7) Who’s your favorite horror villain and why?

James Whale’s 1931 Frankenstein, because he was misunderstood. He had the capacity to be a gentle man. Remember the scene where he attempts to play with the little girl or when he stumbles upon the hermit in whom he finds a “FRIEND”?  If he hadn’t been miswired by a loopy scientist, things might have turned out very differently for the monster.

8) Do you have an historical crush and if so, who is it?
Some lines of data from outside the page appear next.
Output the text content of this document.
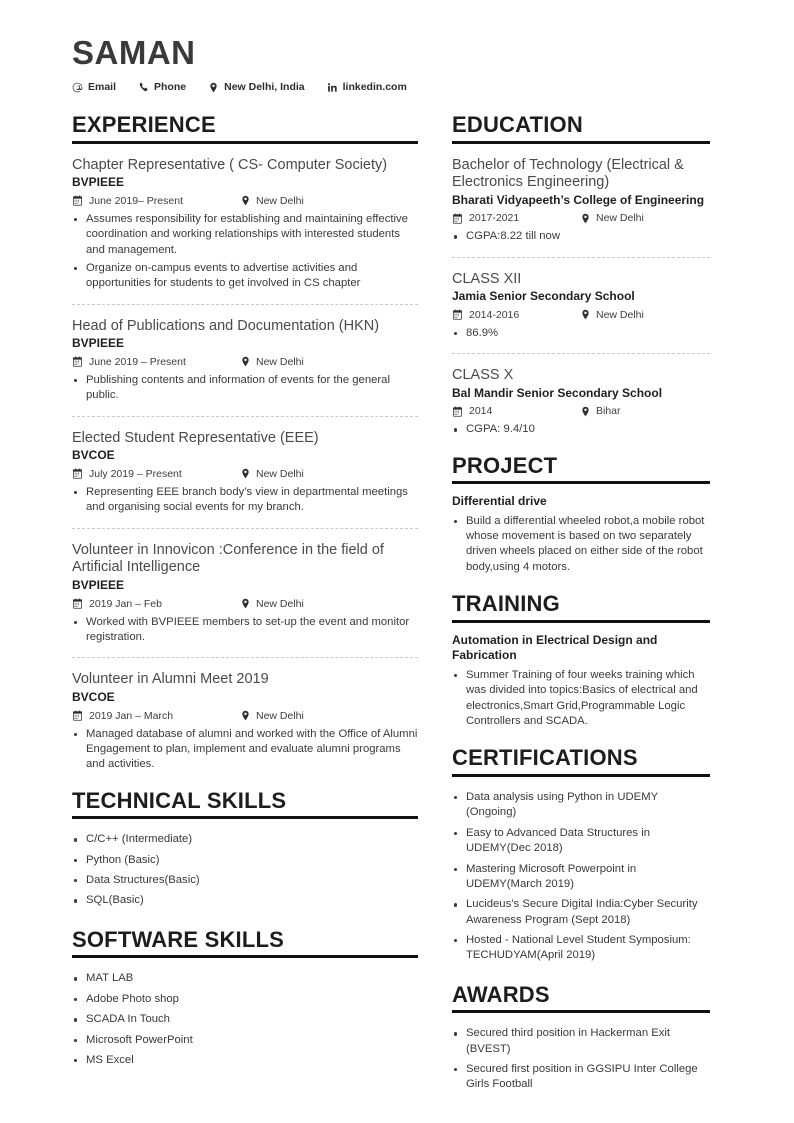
SAMAN
Email	Phone	New Delhi, India	linkedin.com
EXPERIENCE
Chapter Representative ( CS- Computer Society)
BVPIEEE
June 2019– Present	New Delhi
Assumes responsibility for establishing and maintaining effective coordination and working relationships with interested students and management.
Organize on-campus events to advertise activities and opportunities for students to get involved in CS chapter
Head of Publications and Documentation (HKN)
BVPIEEE
June 2019 – Present	New Delhi
Publishing contents and information of events for the general public.
Elected Student Representative (EEE)
BVCOE
July 2019 – Present	New Delhi
Representing EEE branch body’s view in departmental meetings and organising social events for my branch.
Volunteer in Innovicon :Conference in the field of Artificial Intelligence
BVPIEEE
2019 Jan – Feb	New Delhi
Worked with BVPIEEE members to set-up the event and monitor registration.
Volunteer in Alumni Meet 2019
BVCOE
2019 Jan – March	New Delhi
Managed database of alumni and worked with the Office of Alumni Engagement to plan, implement and evaluate alumni programs and activities.
TECHNICAL SKILLS
C/C++ (Intermediate)
Python (Basic)
Data Structures(Basic)
SQL(Basic)
SOFTWARE SKILLS
MAT LAB
Adobe Photo shop
SCADA In Touch
Microsoft PowerPoint
MS Excel
EDUCATION
Bachelor of Technology (Electrical & Electronics Engineering)
Bharati Vidyapeeth’s College of Engineering
2017-2021	New Delhi
CGPA:8.22 till now
CLASS XII
Jamia Senior Secondary School
2014-2016	New Delhi
86.9%
CLASS X
Bal Mandir Senior Secondary School
2014	Bihar
CGPA: 9.4/10
PROJECT
Differential drive
Build a differential wheeled robot,a mobile robot whose movement is based on two separately driven wheels placed on either side of the robot body,using 4 motors.
TRAINING
Automation in Electrical Design and Fabrication
Summer Training of four weeks training which was divided into topics:Basics of electrical and electronics,Smart Grid,Programmable Logic Controllers and SCADA.
CERTIFICATIONS
Data analysis using Python in UDEMY (Ongoing)
Easy to Advanced Data Structures in UDEMY(Dec 2018)
Mastering Microsoft Powerpoint in UDEMY(March 2019)
Lucideus’s Secure Digital India:Cyber Security Awareness Program (Sept 2018)
Hosted - National Level Student Symposium: TECHUDYAM(April 2019)
AWARDS
Secured third position in Hackerman Exit (BVEST)
Secured first position in GGSIPU Inter College Girls Football
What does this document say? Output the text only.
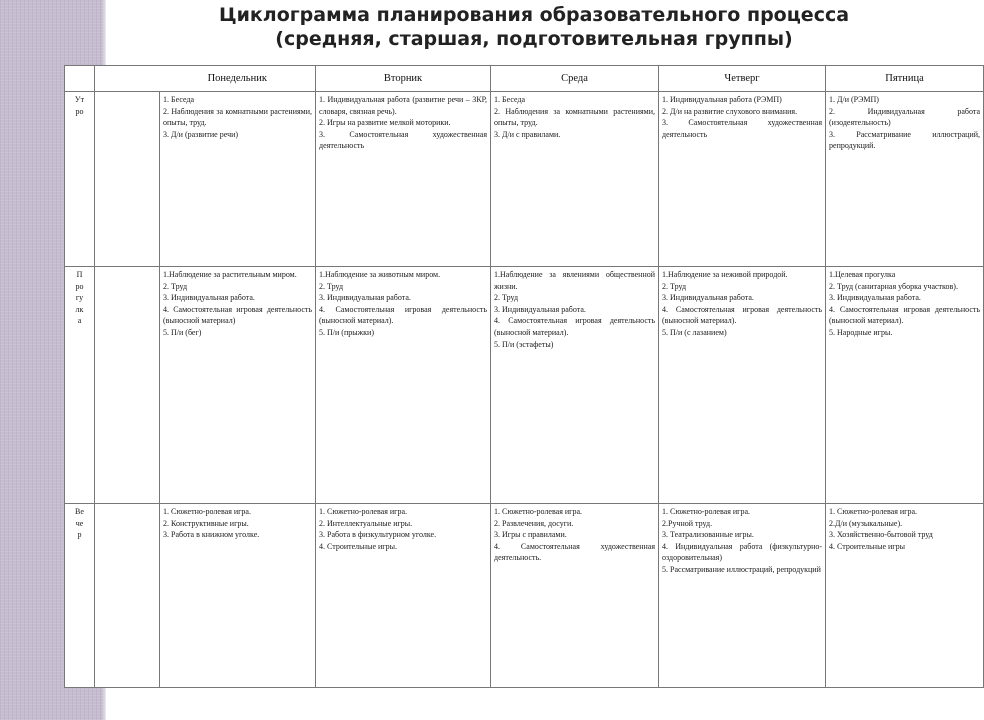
Циклограмма планирования образовательного процесса
(средняя, старшая, подготовительная группы)
		Понедельник	Вторник	Среда	Четверг	Пятница

Ут
ро		1. Беседа
2. Наблюдения за комнатными растениями, опыты, труд.
3. Д/и (развитие речи)	1. Индивидуальная работа (развитие речи – ЗКР, словаря, связная речь).
2. Игры на развитие мелкой моторики.
3. Самостоятельная художественная деятельность	1. Беседа
2. Наблюдения за комнатными растениями, опыты, труд.
3. Д/и с правилами.	1. Индивидуальная работа (РЭМП)
2. Д/и на развитие слухового внимания.
3. Самостоятельная художественная деятельность	1. Д/и (РЭМП)
2. Индивидуальная работа (изодеятельность)
3. Рассматривание иллюстраций, репродукций.

П
ро
гу
лк
а		1.Наблюдение за растительным миром.
2. Труд
3. Индивидуальная работа.
4. Самостоятельная игровая деятельность (выносной материал)
5. П/и (бег)	1.Наблюдение за животным миром.
2. Труд
3. Индивидуальная работа.
4. Самостоятельная игровая деятельность (выносной материал).
5. П/и (прыжки)	1.Наблюдение за явлениями общественной жизни.
2. Труд
3. Индивидуальная работа.
4. Самостоятельная игровая деятельность (выносной материал).
5. П/и (эстафеты)	1.Наблюдение за неживой природой.
2. Труд
3. Индивидуальная работа.
4. Самостоятельная игровая деятельность (выносной материал).
5. П/и (с лазанием)	1.Целевая прогулка
2. Труд (санитарная уборка участков).
3. Индивидуальная работа.
4. Самостоятельная игровая деятельность (выносной материал).
5. Народные игры.

Ве
че
р		1. Сюжетно-ролевая игра.
2. Конструктивные игры.
3. Работа в книжном уголке.	1. Сюжетно-ролевая игра.
2. Интеллектуальные игры.
3. Работа в физкультурном уголке.
4. Строительные игры.	1. Сюжетно-ролевая игра.
2. Развлечения, досуги.
3. Игры с правилами.
4. Самостоятельная художественная деятельность.	1. Сюжетно-ролевая игра.
2.Ручной труд.
3. Театрализованные игры.
4. Индивидуальная работа (физкультурно-оздоровительная)
5. Рассматривание иллюстраций, репродукций	1. Сюжетно-ролевая игра.
2.Д/и (музыкальные).
3. Хозяйственно-бытовой труд
4. Строительные игры
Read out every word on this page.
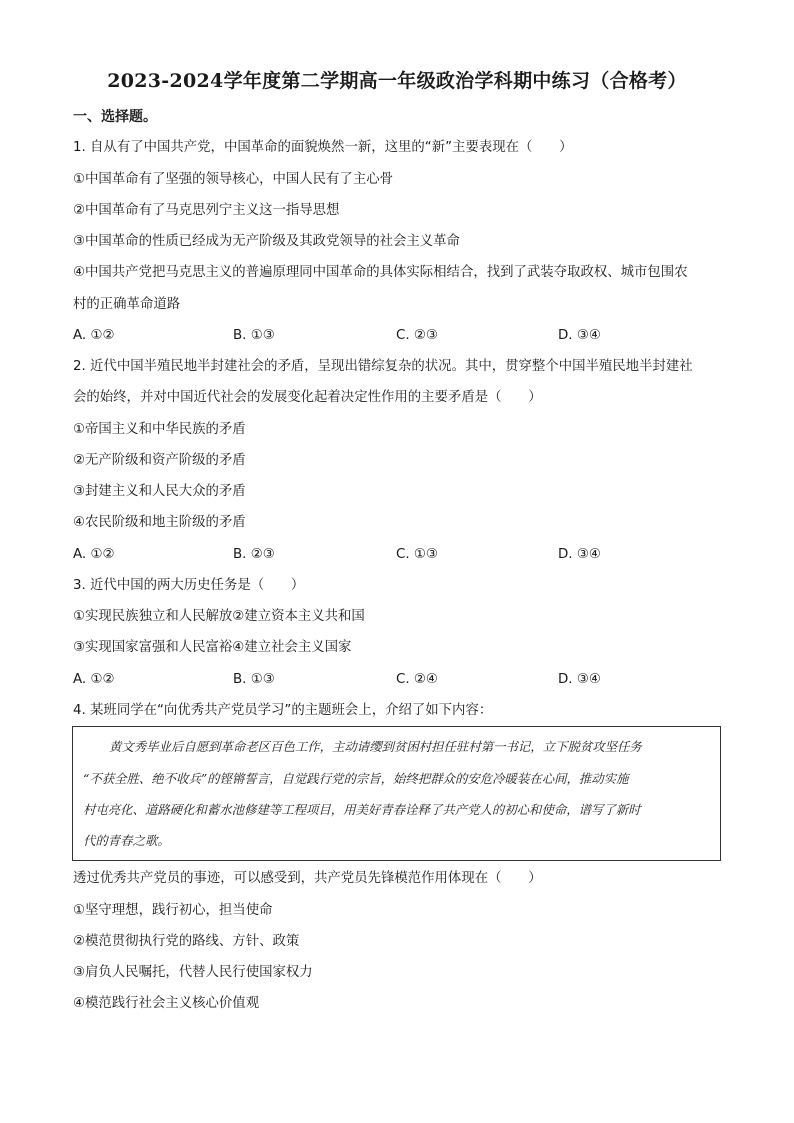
2023-2024学年度第二学期高一年级政治学科期中练习（合格考）
一、选择题。
1. 自从有了中国共产党，中国革命的面貌焕然一新，这里的“新”主要表现在（　　）
①中国革命有了坚强的领导核心，中国人民有了主心骨
②中国革命有了马克思列宁主义这一指导思想
③中国革命的性质已经成为无产阶级及其政党领导的社会主义革命
④中国共产党把马克思主义的普遍原理同中国革命的具体实际相结合，找到了武装夺取政权、城市包围农
村的正确革命道路
A. ①②	B. ①③	C. ②③	D. ③④
2. 近代中国半殖民地半封建社会的矛盾，呈现出错综复杂的状况。其中，贯穿整个中国半殖民地半封建社
会的始终，并对中国近代社会的发展变化起着决定性作用的主要矛盾是（　　）
①帝国主义和中华民族的矛盾
②无产阶级和资产阶级的矛盾
③封建主义和人民大众的矛盾
④农民阶级和地主阶级的矛盾
A. ①②	B. ②③	C. ①③	D. ③④
3. 近代中国的两大历史任务是（　　）
①实现民族独立和人民解放②建立资本主义共和国
③实现国家富强和人民富裕④建立社会主义国家
A. ①②	B. ①③	C. ②④	D. ③④
4. 某班同学在“向优秀共产党员学习”的主题班会上，介绍了如下内容：
黄文秀毕业后自愿到革命老区百色工作，主动请缨到贫困村担任驻村第一书记，立下脱贫攻坚任务
“不获全胜、绝不收兵”的铿锵誓言，自觉践行党的宗旨，始终把群众的安危冷暖装在心间，推动实施
村屯亮化、道路硬化和蓄水池修建等工程项目，用美好青春诠释了共产党人的初心和使命，谱写了新时
代的青春之歌。
透过优秀共产党员的事迹，可以感受到，共产党员先锋模范作用体现在（　　）
①坚守理想，践行初心，担当使命
②模范贯彻执行党的路线、方针、政策
③肩负人民嘱托，代替人民行使国家权力
④模范践行社会主义核心价值观
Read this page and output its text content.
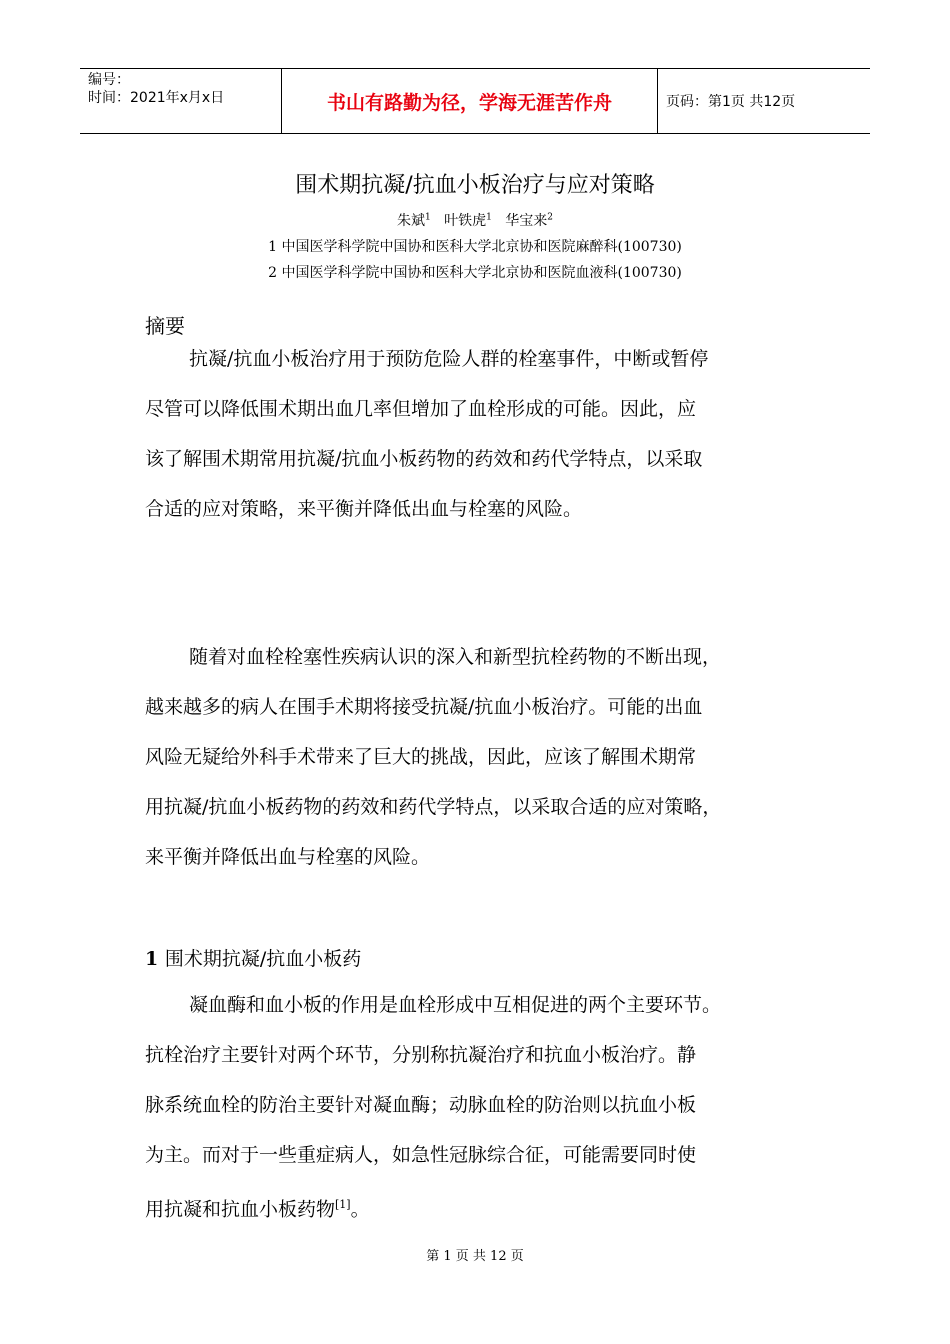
编号：
时间：2021年x月x日	书山有路勤为径，学海无涯苦作舟	页码：第1页 共12页
围术期抗凝/抗血小板治疗与应对策略
朱斌$^1$ 叶铁虎$^1$ 华宝来$^2$
1 中国医学科学院中国协和医科大学北京协和医院麻醉科(100730)
2 中国医学科学院中国协和医科大学北京协和医院血液科(100730)
摘要
抗凝/抗血小板治疗用于预防危险人群的栓塞事件，中断或暂停
尽管可以降低围术期出血几率但增加了血栓形成的可能。因此，应
该了解围术期常用抗凝/抗血小板药物的药效和药代学特点，以采取
合适的应对策略，来平衡并降低出血与栓塞的风险。
随着对血栓栓塞性疾病认识的深入和新型抗栓药物的不断出现，
越来越多的病人在围手术期将接受抗凝/抗血小板治疗。可能的出血
风险无疑给外科手术带来了巨大的挑战，因此，应该了解围术期常
用抗凝/抗血小板药物的药效和药代学特点，以采取合适的应对策略，
来平衡并降低出血与栓塞的风险。
1 围术期抗凝/抗血小板药
凝血酶和血小板的作用是血栓形成中互相促进的两个主要环节。
抗栓治疗主要针对两个环节，分别称抗凝治疗和抗血小板治疗。静
脉系统血栓的防治主要针对凝血酶；动脉血栓的防治则以抗血小板
为主。而对于一些重症病人，如急性冠脉综合征，可能需要同时使
用抗凝和抗血小板药物[1]。
第 1 页 共 12 页
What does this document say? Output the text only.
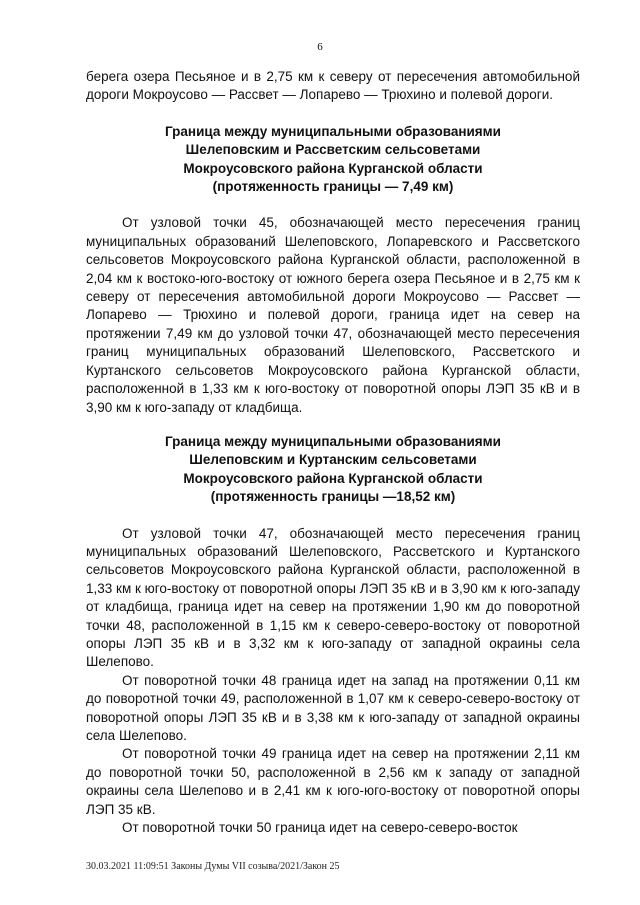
6

берега озера Песьяное и в 2,75 км к северу от пересечения автомобильной дороги Мокроусово — Рассвет — Лопарево — Трюхино и полевой дороги.

Граница между муниципальными образованиями

Шелеповским и Рассветским сельсоветами

Мокроусовского района Курганской области

(протяженность границы — 7,49 км)

От узловой точки 45, обозначающей место пересечения границ муниципальных образований Шелеповского, Лопаревского и Рассветского сельсоветов Мокроусовского района Курганской области, расположенной в 2,04 км к востоко-юго-востоку от южного берега озера Песьяное и в 2,75 км к северу от пересечения автомобильной дороги Мокроусово — Рассвет — Лопарево — Трюхино и полевой дороги, граница идет на север на протяжении 7,49 км до узловой точки 47, обозначающей место пересечения границ муниципальных образований Шелеповского, Рассветского и Куртанского сельсоветов Мокроусовского района Курганской области, расположенной в 1,33 км к юго-востоку от поворотной опоры ЛЭП 35 кВ и в 3,90 км к юго-западу от кладбища.

Граница между муниципальными образованиями

Шелеповским и Куртанским сельсоветами

Мокроусовского района Курганской области

(протяженность границы —18,52 км)

От узловой точки 47, обозначающей место пересечения границ муниципальных образований Шелеповского, Рассветского и Куртанского сельсоветов Мокроусовского района Курганской области, расположенной в 1,33 км к юго-востоку от поворотной опоры ЛЭП 35 кВ и в 3,90 км к юго-западу от кладбища, граница идет на север на протяжении 1,90 км до поворотной точки 48, расположенной в 1,15 км к северо-северо-востоку от поворотной опоры ЛЭП 35 кВ и в 3,32 км к юго-западу от западной окраины села Шелепово.

От поворотной точки 48 граница идет на запад на протяжении 0,11 км до поворотной точки 49, расположенной в 1,07 км к северо-северо-востоку от поворотной опоры ЛЭП 35 кВ и в 3,38 км к юго-западу от западной окраины села Шелепово.

От поворотной точки 49 граница идет на север на протяжении 2,11 км до поворотной точки 50, расположенной в 2,56 км к западу от западной окраины села Шелепово и в 2,41 км к юго-юго-востоку от поворотной опоры ЛЭП 35 кВ.

От поворотной точки 50 граница идет на северо-северо-восток

30.03.2021 11:09:51 Законы Думы VII созыва/2021/Закон 25
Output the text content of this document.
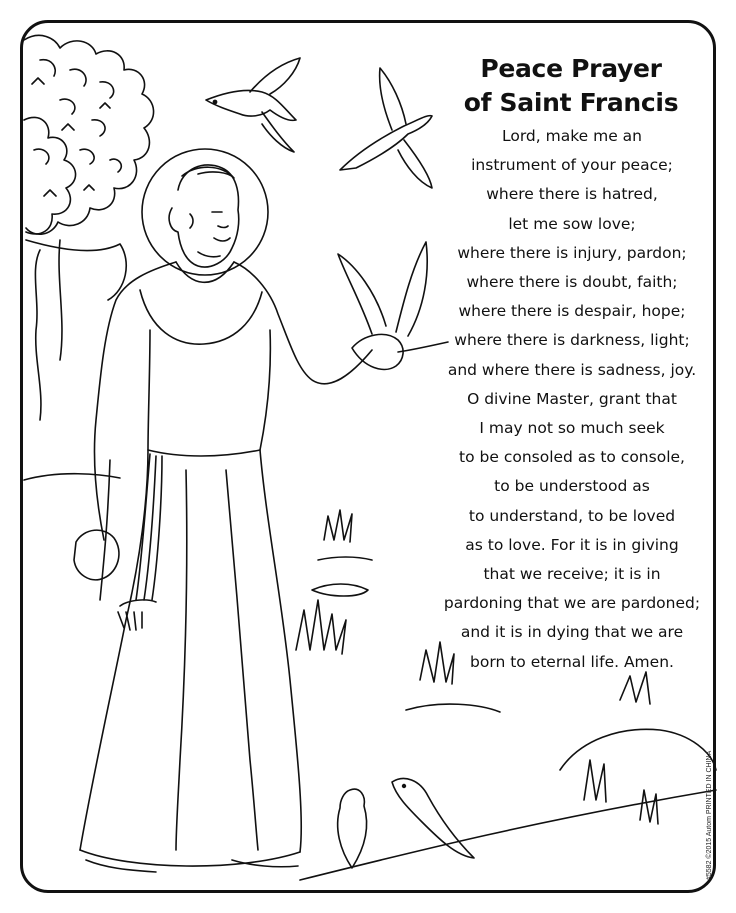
Peace Prayer
of Saint Francis
Lord, make me an
instrument of your peace;
where there is hatred,
let me sow love;
where there is injury, pardon;
where there is doubt, faith;
where there is despair, hope;
where there is darkness, light;
and where there is sadness, joy.
O divine Master, grant that
I may not so much seek
to be consoled as to console,
to be understood as
to understand, to be loved
as to love. For it is in giving
that we receive; it is in
pardoning that we are pardoned;
and it is in dying that we are
born to eternal life. Amen.
#5582 ©2015 Autom PRINTED IN CHINA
Thomas Jefferson. Lawyer, statesman, diplomatic minister, governor, congressman, secretary of state, vice president, president, architect, author, philosopher, agronomist. Visit his home in Charlottesville, VA. You’ll learn that he is also credited with a number of inventions, including the Polygraph for copying his writings.

9) Is there a story that you’d like to tell but you think the world isn’t ready to receive it?

I’ve written a short story about a poor, under-educated, backwoods, put-upon mother who suffocates her latest infant with a Winnie the Pooh pillow that says, “Some people care too much; I think it’s called love.” Empathy for the woman is roused as her personally justifiable motivations are revealed. I’ve submitted it to a few journals who offer the same canned rejection: We enjoyed reading your story; however, it doesn’t fit our current needs.” Or something ridiculous to that effect.